Corporate governance and financial performance of manufacturing companies in Indonesia
Keywords:
Corporate governance, agency theory, financial performance, return on assets, fixed effect modelAbstract
This study aims to provide empirical evidence on the effect of corporate governance mechanisms, proxied by board size, independent commissioners, family connections, and audit committees, on corporate financial performance, as measured by Return on Assets (ROA). The population of this study comprises manufacturing companies listed on the Indonesia Stock Exchange during the 2021–2024 period. Using a purposive sampling technique, 195 firm-year observations were selected.
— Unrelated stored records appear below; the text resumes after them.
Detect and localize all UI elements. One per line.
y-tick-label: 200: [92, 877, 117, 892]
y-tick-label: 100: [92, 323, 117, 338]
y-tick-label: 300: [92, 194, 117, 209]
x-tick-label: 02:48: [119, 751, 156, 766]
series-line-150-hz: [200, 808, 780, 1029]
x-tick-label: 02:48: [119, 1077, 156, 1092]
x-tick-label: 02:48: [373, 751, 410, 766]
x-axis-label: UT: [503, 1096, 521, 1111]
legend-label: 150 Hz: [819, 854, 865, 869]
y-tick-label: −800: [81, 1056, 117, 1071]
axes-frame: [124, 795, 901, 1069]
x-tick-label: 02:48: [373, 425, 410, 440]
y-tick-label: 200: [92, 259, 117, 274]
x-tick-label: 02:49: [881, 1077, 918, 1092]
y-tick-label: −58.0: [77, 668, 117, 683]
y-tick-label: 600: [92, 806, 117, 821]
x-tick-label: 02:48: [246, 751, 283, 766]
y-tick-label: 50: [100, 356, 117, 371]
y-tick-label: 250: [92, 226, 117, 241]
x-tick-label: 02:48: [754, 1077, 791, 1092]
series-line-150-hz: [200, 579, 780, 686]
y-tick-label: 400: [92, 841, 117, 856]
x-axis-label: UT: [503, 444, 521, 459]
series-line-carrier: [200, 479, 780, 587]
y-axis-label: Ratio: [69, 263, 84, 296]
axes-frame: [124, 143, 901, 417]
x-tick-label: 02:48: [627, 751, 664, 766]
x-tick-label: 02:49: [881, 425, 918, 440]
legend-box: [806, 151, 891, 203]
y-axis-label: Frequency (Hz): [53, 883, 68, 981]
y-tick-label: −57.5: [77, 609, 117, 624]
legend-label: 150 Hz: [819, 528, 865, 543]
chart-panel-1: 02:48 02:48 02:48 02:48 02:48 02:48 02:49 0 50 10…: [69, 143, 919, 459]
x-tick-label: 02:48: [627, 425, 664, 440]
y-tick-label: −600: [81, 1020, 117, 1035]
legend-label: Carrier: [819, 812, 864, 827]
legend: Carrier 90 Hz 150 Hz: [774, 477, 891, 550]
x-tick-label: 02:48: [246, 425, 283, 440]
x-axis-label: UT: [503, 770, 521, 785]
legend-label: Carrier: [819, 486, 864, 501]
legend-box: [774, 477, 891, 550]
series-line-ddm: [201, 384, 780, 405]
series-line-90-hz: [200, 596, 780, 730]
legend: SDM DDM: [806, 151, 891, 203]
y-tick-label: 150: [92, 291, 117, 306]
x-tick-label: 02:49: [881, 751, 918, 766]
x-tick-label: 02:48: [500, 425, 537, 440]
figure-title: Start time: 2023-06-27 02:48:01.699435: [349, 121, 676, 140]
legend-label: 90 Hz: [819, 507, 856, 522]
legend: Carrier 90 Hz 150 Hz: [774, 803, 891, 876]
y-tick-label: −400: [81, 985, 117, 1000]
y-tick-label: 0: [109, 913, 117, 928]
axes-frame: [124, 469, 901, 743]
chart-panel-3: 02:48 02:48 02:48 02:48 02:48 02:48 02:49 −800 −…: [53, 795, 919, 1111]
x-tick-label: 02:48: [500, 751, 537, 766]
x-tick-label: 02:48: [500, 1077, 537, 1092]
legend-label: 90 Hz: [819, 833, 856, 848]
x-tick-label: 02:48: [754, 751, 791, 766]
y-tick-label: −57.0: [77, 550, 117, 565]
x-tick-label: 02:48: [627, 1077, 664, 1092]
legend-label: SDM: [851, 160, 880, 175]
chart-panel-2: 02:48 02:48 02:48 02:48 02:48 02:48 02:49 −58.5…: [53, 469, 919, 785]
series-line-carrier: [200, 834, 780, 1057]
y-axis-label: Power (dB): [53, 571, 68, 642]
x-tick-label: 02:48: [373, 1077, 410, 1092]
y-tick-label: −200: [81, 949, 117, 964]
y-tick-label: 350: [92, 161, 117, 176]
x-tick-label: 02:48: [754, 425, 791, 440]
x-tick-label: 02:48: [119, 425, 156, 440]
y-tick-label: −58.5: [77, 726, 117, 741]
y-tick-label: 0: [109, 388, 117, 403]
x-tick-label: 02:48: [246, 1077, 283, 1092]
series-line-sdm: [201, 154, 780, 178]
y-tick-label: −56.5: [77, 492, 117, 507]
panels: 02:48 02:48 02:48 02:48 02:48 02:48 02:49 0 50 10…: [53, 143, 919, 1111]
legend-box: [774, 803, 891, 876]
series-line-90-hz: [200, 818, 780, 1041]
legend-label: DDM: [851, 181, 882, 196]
Data were analyzed using panel data regression with the Fixed Effect Model (FEM) employing Stata version 17. The findings reveal that board size, independent commissioners, family connections, and audit committees all have a positive and statistically significant effect on financial performance. These results suggest that robust internal governance mechanisms are effective in mitigating agency costs and enhancing corporate performance. Furthermore, the findings support the Alignment Effect perspective, indicating that family-connected boards can optimize the utilization of corporate assets and align managerial interests with those of shareholders. The study provides important implications for both corporate managers and regulators. Manufacturing firms are encouraged to maintain and strengthen governance structures to improve organizational performance, while regulators are expected to enhance substantive supervision regarding the implementation of good corporate governance practices.